Do most of you find that the 
free's are better in the high end of the range, do you find that you have more energy?

Also has anyone asked for a Reverse T3?

I still want to request an increase in the Cytomel to get my Free t3 Higher

Thanks for any advise!


----------



## Andros (Aug 26, 2009)

Melissa12 said:


> Hi,
> 
> I just received my lab results.
> 
> ...


Your FT3 looks to be at the ideal place. Are you not feeling well? FT4 will come in low when taking any form of exogenous T3 and this is as it should be.

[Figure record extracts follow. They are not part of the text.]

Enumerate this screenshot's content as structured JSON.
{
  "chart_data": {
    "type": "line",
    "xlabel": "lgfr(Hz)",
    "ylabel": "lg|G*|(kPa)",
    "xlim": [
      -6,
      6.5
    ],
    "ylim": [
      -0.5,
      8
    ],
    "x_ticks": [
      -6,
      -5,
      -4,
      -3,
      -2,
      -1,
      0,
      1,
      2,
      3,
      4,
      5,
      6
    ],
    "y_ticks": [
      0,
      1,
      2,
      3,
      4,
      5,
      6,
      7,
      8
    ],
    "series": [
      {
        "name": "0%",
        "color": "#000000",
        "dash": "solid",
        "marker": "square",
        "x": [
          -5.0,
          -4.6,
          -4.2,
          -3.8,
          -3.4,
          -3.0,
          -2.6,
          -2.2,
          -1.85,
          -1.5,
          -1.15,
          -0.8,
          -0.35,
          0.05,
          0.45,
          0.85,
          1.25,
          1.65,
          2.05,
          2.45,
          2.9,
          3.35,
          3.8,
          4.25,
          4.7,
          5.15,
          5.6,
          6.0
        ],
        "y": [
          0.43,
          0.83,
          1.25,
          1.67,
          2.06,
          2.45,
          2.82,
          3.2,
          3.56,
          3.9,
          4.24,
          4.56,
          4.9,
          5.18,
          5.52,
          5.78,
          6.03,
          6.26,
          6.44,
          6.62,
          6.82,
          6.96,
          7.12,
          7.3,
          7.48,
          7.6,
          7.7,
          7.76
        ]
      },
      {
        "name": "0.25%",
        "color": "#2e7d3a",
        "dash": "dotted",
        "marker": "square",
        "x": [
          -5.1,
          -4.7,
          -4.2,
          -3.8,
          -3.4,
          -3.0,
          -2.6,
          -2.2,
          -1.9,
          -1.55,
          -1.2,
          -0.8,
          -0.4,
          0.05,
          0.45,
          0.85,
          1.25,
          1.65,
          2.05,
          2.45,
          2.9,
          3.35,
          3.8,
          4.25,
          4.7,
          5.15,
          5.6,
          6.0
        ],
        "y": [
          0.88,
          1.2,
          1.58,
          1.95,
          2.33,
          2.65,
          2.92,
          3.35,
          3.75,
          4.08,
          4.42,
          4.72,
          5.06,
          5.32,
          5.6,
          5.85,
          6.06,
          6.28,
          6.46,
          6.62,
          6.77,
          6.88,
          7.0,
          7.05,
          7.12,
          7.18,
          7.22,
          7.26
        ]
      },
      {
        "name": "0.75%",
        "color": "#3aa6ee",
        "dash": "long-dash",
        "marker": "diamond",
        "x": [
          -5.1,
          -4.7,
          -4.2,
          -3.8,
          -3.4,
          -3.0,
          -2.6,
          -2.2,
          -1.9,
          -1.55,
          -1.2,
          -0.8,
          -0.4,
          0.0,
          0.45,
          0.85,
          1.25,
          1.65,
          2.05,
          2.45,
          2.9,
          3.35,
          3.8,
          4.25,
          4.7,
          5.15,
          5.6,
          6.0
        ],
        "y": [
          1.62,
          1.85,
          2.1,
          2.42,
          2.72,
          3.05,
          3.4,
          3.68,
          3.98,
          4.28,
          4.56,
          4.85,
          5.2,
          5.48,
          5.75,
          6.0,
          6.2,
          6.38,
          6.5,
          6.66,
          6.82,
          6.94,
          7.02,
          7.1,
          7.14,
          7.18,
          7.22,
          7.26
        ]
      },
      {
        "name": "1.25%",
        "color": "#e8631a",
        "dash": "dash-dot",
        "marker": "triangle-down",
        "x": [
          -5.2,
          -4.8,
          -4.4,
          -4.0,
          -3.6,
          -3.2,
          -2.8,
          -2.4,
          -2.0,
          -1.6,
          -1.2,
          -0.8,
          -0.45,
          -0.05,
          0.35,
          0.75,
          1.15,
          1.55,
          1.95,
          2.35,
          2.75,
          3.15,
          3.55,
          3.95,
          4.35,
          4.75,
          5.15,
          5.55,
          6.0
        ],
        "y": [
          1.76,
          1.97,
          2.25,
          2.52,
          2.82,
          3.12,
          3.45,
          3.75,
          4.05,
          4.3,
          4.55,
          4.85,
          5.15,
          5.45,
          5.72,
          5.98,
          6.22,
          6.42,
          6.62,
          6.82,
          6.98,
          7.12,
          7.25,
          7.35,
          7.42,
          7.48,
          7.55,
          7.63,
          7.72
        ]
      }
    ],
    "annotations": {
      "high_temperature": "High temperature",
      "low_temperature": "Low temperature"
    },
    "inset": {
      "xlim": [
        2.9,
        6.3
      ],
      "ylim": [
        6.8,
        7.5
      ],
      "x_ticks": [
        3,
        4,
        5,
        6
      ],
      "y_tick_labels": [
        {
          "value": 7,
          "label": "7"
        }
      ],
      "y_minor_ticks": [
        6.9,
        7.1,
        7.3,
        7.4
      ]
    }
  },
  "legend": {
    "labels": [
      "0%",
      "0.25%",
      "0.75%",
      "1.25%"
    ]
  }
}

What T4 are you taking and how much Cytomel are you taking?


----------



## Melissa12 (Oct 22, 2012)

Hi,

I am taking Synthroid 150mcg and 10mcg of Cytomel. I have been struggling with fatigue, pain, went from feeling like I could make it through about 6 hours of physical activity to no energy since the beginning of October. I also take Lexapro for depression and started to cut back on my dosage a few months ago. I have struggled for a long time with insomnia, (maybe caused as a side effect of Lexapro) yet since beginning of October I have been in bed most of the time. Not good. It does not feel like my usual depression phase. I have not had a serious bout since 2009. It is frustrating. My Endo says it is not Thyroid related. I have always felt that something more is going on with me than just your are depressed, like something is throwing me off. Any suggestions? Do you think the T4 is where it should be? Thank you!


----------



## Andros (Aug 26, 2009)

Melissa12 said:


> Hi,
> 
> I am taking Synthroid 150mcg and 10mcg of Cytomel. I have been struggling with fatigue, pain, went from feeling like I could make it through about 6 hours of physical activity to no energy since the beginning of October. I also take Lexapro for depression and started to cut back on my dosage a few months ago. I have struggled for a long time with insomnia, (maybe caused as a side effect of Lexapro) yet since beginning of October I have been in bed most of the time. Not good. It does not feel like my usual depression phase. I have not had a serious bout since 2009. It is frustrating. My Endo says it is not Thyroid related. I have always felt that something more is going on with me than just your are depressed, like something is throwing me off. Any suggestions? Do you think the T4 is where it should be? Thank you!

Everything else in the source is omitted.